Türkiye’de son zamanlarda Türkçülük de aynı handikaba girmiştir. Bir tarafta yanlış İslamcıların, İmparatorluğu Türklerin arayışlarının dağıttığı şeklindeki doğru olmayan görüşlerinden ürkenler, bir taraftan da “Önce Türk Sonra Müslümanım” diyen ve kötü bir sloganda ısrar edenler. Böyle bir görüş de, “Türkçülük” değildir. Türkçülüğün en güzel ve basit tarifi Türklüğü sevmek, ona gönülden bağlanmak, Türk kültürüne âdeta âşık olmak demektir. Böyle düşüncelerin amacı ve kabullenme şekli tamamen farklı olan kazanımlarla karşılaştırılması her şeyden evvel sosyal ve düşünce bilimlerine aykırıdır. Ancak aynı cinsten olan düşünceler birbiri ile kıyaslanabilir. Rahmetli Necdet Sançar’dan duymuştum ki, acı ile tatlıyı karşılaştıramazsınız. Çünkü varoluşları çok farklıdır.

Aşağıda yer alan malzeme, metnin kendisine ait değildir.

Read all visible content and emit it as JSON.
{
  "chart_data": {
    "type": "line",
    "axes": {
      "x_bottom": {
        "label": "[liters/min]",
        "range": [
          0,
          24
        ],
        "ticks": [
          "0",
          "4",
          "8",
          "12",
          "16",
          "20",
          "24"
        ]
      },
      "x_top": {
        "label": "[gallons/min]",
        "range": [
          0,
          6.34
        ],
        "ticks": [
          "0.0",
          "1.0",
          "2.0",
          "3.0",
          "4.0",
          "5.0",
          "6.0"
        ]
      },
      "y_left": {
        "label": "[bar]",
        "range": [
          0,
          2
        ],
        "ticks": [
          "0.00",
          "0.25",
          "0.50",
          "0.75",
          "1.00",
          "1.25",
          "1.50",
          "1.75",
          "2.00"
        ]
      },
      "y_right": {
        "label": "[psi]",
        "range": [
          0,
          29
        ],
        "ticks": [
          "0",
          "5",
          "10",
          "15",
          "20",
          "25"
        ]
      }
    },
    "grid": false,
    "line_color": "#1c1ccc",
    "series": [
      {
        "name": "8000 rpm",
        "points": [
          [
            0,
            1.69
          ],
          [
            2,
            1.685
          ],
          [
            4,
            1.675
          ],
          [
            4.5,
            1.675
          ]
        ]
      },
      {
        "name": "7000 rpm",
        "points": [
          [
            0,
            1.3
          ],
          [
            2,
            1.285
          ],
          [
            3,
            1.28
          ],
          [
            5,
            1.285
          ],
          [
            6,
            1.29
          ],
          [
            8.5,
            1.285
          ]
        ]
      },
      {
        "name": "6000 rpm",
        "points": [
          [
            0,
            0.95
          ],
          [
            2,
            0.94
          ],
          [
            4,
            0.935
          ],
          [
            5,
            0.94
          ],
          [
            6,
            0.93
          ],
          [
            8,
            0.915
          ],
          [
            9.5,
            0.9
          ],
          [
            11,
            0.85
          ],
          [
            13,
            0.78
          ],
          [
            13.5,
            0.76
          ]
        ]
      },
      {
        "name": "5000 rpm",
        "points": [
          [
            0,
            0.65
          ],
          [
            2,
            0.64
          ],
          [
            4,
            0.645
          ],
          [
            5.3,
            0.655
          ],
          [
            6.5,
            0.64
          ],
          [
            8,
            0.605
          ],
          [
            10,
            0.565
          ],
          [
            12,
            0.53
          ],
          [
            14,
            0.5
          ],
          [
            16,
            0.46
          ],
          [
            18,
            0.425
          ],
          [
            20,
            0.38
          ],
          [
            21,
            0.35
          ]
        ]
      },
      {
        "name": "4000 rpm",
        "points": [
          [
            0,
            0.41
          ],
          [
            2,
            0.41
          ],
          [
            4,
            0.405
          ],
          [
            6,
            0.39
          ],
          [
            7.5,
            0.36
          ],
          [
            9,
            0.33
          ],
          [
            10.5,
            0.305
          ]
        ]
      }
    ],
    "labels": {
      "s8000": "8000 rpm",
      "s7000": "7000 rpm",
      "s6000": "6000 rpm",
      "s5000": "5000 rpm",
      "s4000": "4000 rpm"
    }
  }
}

Türkçülüğün siyasi hedefleri vardır ki; bunun ilki devlete sahip olmak ve aynı kültürden gelen diğer Türk devletlerine hâkim kılmaktır. Milliyetçilik mi, Türkçülük mü şeklinde dar bir çerçeveye sıkışıp kalmak ve sürekli olarak bu takıntıları mesele etmek “Slogancılık”tan başka anlama gelmez. 50 yıldan beri bu teferruatı tartışıyoruz da elimize ne geçmiştir? Bunları birbirinden farklı gibi göstermek, Türk insanını içinden çıkılmaz bunalımlara sürükler. Her şeyden evvel tarif etmek gibi bir zorlukla karşı-karşıyayız. Maşallah, zaten bilgi ve kültürden dolup taşıyoruz da, şimdi bir bu konu kalmıştır! Siyaset “Milliyetçiyiz” diyor, hemen karşı çıkmak ve uç gibi görünmek sevdamız depreşmiştir! Hiçbir Türk insanı diğerinden ne fazla Türkçüdür, ne de daha fazla Milliyetçidir! Çoğu kasıtlı olarak ortaya bu sun’i söylemlerden mutlaka imtina etmek gereklidir. Bunun yerine bol-bol okumak ve Türk tefekkür sistemini iyice kavrayarak gündelik çalışmaları mutlaka olgunlaştırmalıyız!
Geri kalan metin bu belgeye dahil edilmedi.